O problema sobre o qual Danto deveria lançar luz é o problema sobre como, a partir da concepção de arte historicista e calcada no conceito de metáfora apresentada por ele, o público poderia reconhecer a necessidade de abandonar um modo habitual de seleção de aspectos relevantes de um objeto em benefício de um novo modo, não habitual, de fazê-lo. Como esses outros aspectos se impõem como mais relevantes e ditam os novos rumos da arte (daquilo que merece ser chamado de “obra de arte”). Danto afirma que a apreciação artística hoje se funda no conhecimento da história da arte e em juízos fundados em algum tipo de teoria da arte, mas não explica como poderiam as metáforas pictóricas (se tal coisa existe) atuar, desde sempre, trazendo a públicos determinados, de épocas determinadas, as perspectivas fundamentais que estruturam essas épocas. E, sobretudo, não explica como pode esse público (ou parte dele) ver em uma determinada obra o prenúncio de uma perspectiva fundamental que estruturará uma nova época que ora desponta.59

Mas, apesar das críticas apresentadas, inclino-me a conceder a Danto a sugestão de que tratar do problema da inovação no meio das artes plásticas guarda muitas semelhanças com tratar do problema das inovações semânticas produzidas mediante o uso de metáforas não usuais (ou poéticas).

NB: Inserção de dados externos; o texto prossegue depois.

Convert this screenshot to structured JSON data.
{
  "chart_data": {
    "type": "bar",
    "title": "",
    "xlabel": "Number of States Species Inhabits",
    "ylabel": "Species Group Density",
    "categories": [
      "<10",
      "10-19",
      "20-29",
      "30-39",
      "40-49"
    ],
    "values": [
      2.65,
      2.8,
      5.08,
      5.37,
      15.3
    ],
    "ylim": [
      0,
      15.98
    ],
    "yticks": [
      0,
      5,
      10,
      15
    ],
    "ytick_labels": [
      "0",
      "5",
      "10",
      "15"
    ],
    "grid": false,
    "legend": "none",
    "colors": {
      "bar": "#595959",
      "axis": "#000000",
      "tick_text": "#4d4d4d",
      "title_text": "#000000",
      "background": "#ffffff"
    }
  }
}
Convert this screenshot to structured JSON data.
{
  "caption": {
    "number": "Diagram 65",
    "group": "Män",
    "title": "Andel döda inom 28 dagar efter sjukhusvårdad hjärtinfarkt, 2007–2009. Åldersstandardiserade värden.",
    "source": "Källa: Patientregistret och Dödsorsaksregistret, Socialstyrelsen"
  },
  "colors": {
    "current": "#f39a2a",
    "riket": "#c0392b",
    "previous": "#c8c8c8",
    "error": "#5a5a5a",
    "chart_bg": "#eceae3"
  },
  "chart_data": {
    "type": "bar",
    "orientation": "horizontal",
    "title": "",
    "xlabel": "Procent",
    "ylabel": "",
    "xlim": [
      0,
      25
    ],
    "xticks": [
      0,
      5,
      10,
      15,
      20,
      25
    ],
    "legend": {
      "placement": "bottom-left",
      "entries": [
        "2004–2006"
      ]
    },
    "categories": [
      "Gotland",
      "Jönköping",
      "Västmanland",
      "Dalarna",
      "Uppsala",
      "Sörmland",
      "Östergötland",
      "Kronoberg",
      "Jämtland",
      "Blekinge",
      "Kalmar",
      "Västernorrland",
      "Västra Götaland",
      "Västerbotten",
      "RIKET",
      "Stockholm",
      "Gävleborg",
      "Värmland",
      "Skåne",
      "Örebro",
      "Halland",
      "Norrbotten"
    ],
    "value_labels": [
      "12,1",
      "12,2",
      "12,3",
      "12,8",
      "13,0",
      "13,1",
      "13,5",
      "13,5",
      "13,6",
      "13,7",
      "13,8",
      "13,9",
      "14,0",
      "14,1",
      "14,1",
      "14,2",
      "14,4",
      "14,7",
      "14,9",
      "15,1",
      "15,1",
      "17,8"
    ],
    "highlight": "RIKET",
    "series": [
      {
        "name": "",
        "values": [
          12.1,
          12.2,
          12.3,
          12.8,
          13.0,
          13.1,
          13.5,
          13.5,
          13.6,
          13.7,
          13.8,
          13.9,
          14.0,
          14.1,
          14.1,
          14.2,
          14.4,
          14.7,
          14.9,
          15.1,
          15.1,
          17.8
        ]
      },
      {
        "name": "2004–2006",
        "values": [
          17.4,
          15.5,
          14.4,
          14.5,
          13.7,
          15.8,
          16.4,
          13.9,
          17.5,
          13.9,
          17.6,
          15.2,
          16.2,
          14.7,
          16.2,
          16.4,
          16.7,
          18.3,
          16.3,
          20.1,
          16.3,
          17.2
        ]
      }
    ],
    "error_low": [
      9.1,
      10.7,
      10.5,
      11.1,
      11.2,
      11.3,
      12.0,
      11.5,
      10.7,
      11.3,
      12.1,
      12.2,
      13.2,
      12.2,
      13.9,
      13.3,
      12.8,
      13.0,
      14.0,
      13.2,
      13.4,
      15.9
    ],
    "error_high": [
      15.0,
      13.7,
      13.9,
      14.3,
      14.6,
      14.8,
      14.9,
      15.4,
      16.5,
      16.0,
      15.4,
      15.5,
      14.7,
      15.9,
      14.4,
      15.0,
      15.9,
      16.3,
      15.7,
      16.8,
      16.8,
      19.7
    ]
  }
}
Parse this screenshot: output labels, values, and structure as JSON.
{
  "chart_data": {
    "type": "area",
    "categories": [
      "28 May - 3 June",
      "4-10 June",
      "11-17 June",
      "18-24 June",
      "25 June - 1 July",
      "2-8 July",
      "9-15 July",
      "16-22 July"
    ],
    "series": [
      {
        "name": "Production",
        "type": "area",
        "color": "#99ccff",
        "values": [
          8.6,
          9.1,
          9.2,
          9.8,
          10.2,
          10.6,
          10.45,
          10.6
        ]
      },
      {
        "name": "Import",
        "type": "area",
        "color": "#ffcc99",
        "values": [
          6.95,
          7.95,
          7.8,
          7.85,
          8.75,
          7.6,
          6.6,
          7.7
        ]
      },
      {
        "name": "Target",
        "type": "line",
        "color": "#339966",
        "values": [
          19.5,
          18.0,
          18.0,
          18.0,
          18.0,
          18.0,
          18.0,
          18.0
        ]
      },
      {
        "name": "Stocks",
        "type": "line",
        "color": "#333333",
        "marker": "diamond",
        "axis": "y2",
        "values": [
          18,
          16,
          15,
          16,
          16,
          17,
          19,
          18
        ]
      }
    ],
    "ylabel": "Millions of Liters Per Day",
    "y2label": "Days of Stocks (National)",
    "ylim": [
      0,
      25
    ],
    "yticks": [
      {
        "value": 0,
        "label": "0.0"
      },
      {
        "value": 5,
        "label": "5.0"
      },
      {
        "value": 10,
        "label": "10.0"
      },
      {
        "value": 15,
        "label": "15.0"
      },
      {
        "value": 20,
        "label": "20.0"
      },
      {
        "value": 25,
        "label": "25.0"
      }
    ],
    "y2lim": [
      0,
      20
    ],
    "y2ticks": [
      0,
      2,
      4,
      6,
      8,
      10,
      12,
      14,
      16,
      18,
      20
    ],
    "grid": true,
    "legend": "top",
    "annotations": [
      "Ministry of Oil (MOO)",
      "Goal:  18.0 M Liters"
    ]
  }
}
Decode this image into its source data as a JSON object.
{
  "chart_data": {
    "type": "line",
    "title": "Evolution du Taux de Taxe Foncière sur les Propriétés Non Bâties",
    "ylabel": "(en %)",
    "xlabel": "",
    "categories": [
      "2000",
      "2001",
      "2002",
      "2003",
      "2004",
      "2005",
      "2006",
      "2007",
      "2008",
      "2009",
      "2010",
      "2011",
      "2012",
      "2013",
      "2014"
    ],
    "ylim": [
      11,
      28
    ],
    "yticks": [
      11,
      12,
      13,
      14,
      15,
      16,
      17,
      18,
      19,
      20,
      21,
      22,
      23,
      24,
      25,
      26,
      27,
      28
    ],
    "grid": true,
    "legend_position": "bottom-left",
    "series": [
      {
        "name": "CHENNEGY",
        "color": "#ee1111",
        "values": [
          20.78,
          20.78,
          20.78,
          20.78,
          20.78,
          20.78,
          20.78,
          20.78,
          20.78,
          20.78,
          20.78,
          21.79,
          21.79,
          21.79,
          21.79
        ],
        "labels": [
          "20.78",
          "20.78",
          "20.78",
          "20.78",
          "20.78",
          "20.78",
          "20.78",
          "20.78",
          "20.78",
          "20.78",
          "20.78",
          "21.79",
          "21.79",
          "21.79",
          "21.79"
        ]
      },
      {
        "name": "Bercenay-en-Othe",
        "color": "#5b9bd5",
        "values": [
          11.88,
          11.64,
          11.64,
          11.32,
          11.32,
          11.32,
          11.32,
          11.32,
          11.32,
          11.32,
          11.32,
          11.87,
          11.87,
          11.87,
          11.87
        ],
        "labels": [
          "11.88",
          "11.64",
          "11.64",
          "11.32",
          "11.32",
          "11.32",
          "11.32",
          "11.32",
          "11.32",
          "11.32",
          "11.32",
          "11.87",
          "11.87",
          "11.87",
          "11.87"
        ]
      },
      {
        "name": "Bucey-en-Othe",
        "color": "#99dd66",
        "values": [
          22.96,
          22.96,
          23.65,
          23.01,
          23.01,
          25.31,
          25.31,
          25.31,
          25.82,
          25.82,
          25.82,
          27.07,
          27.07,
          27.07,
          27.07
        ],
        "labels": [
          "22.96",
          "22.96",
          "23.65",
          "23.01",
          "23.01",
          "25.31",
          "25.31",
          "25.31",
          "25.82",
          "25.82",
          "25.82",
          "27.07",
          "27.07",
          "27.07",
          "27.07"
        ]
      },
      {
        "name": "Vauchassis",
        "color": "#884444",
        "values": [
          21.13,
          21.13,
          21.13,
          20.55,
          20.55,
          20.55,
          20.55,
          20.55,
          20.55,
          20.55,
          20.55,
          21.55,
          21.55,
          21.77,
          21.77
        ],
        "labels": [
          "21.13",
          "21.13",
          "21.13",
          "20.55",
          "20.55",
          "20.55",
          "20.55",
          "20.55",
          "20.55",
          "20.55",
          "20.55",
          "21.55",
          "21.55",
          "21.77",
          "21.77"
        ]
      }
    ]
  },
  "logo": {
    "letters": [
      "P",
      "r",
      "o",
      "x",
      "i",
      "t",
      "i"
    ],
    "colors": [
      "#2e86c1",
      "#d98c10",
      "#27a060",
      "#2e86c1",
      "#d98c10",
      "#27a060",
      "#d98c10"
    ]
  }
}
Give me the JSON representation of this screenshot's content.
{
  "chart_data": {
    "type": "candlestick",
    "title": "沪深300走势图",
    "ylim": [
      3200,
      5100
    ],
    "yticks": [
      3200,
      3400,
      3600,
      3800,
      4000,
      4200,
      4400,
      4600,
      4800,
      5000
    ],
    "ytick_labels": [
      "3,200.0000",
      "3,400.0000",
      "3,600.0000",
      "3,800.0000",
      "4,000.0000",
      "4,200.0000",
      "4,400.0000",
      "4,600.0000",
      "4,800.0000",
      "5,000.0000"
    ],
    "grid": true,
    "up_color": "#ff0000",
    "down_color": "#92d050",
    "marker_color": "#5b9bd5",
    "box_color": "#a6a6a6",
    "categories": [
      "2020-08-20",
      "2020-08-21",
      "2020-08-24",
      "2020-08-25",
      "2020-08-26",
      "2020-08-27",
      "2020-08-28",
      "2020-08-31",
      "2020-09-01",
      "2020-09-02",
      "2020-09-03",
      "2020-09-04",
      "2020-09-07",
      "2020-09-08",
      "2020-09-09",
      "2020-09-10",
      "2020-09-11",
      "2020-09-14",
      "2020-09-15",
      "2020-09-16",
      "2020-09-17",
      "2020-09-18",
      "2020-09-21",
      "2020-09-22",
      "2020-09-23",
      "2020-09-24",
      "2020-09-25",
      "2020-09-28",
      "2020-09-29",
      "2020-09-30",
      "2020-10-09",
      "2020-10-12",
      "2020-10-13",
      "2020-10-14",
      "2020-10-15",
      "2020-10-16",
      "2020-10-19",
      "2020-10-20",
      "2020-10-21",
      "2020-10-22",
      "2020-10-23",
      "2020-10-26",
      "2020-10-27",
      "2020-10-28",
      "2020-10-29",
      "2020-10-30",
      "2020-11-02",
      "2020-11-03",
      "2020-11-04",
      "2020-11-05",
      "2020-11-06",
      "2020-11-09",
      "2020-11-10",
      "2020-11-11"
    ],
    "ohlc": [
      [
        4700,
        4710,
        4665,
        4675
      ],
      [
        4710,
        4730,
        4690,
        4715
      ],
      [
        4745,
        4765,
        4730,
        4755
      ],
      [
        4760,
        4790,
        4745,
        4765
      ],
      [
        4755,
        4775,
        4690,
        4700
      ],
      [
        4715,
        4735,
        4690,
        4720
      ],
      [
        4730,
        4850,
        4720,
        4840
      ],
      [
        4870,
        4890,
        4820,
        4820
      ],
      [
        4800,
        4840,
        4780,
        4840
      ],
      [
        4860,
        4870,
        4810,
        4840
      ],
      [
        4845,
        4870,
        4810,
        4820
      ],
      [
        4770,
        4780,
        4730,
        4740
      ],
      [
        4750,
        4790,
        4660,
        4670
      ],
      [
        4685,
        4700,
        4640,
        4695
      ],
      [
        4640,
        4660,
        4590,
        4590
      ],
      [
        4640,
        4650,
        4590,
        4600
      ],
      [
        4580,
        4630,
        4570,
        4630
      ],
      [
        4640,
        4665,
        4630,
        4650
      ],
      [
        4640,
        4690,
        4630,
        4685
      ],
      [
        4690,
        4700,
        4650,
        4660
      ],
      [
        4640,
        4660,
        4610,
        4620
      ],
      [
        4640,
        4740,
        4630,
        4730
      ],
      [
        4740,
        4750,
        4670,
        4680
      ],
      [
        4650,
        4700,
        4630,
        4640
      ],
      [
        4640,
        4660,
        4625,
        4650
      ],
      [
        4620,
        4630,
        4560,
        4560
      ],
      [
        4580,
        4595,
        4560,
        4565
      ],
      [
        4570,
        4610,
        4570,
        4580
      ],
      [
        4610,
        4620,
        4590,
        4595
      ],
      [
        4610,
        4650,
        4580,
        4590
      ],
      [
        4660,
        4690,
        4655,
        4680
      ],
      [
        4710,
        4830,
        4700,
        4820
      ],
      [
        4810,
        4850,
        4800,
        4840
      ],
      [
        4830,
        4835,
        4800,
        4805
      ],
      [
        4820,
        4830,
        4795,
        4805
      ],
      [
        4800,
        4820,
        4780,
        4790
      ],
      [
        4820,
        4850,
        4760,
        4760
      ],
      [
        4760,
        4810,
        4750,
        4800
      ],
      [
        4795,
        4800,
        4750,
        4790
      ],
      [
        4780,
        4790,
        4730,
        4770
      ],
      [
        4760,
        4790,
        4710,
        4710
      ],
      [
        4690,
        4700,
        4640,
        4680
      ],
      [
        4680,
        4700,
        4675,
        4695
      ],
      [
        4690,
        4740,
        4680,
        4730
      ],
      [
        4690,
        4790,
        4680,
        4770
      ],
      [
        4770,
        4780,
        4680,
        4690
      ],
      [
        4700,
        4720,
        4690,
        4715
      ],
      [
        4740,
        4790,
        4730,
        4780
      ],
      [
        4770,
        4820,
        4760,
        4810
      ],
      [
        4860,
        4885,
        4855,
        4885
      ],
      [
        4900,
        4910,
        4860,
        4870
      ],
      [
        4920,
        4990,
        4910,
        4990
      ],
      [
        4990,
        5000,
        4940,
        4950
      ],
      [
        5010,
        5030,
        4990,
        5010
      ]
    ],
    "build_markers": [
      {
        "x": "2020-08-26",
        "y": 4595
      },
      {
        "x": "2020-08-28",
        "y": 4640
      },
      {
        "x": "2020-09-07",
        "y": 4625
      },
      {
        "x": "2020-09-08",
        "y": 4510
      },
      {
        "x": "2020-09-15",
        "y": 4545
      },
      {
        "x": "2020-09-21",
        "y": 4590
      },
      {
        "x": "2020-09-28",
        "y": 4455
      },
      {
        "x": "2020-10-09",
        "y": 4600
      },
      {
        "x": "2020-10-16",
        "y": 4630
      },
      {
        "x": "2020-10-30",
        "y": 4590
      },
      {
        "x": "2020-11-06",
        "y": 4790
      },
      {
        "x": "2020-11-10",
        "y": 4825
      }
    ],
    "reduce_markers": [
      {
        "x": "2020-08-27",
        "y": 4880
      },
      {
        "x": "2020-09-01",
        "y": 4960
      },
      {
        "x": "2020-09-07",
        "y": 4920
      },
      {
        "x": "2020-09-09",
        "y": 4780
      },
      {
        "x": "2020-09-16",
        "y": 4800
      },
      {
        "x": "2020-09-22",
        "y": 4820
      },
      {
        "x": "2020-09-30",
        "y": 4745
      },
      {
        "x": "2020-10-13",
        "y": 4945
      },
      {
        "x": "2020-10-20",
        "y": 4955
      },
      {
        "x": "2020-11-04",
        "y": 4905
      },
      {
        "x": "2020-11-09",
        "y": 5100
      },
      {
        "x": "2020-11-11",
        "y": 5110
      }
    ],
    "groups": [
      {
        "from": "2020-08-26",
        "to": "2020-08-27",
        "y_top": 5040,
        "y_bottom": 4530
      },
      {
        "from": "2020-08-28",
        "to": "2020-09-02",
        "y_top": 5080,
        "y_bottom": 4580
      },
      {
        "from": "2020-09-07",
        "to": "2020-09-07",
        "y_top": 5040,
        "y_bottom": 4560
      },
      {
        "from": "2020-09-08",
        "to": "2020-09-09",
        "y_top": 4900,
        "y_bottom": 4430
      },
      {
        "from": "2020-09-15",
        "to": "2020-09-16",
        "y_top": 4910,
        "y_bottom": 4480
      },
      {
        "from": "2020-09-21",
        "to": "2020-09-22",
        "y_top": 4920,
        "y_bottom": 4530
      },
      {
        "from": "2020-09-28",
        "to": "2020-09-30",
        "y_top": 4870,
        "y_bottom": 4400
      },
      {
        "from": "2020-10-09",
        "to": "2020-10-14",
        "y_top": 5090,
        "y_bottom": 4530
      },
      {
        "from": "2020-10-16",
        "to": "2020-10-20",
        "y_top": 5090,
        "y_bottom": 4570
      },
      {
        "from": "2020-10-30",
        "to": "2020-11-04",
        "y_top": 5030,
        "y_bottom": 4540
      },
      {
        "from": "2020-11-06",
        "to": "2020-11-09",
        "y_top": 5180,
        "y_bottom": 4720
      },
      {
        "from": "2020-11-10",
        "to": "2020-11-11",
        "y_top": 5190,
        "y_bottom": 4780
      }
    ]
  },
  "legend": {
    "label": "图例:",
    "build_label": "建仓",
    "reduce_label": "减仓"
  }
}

Paul Ricoeur, em La métaphore vive, se vê às voltas com o espinhoso problema das inovações semânticas mediante metáforas e, a meu ver, avança alguns bons passos em uma direção promissora. É para essa direção que eu quero apontar neste momento.

Para fazer aparecerem novas articulações significativas, rompendo com o quadro categorial vigente, mas, de algum modo, comunicando-se com o mesmo – diz Ricoeur–, aquele que emprega a metáfora deve forçar os limites da linguagem (do universo de articulações signitivas compreensíveis a uma comunidade) nas regiões em que ela admite ser forçada. No entanto, como isso poderia ser levado a cabo?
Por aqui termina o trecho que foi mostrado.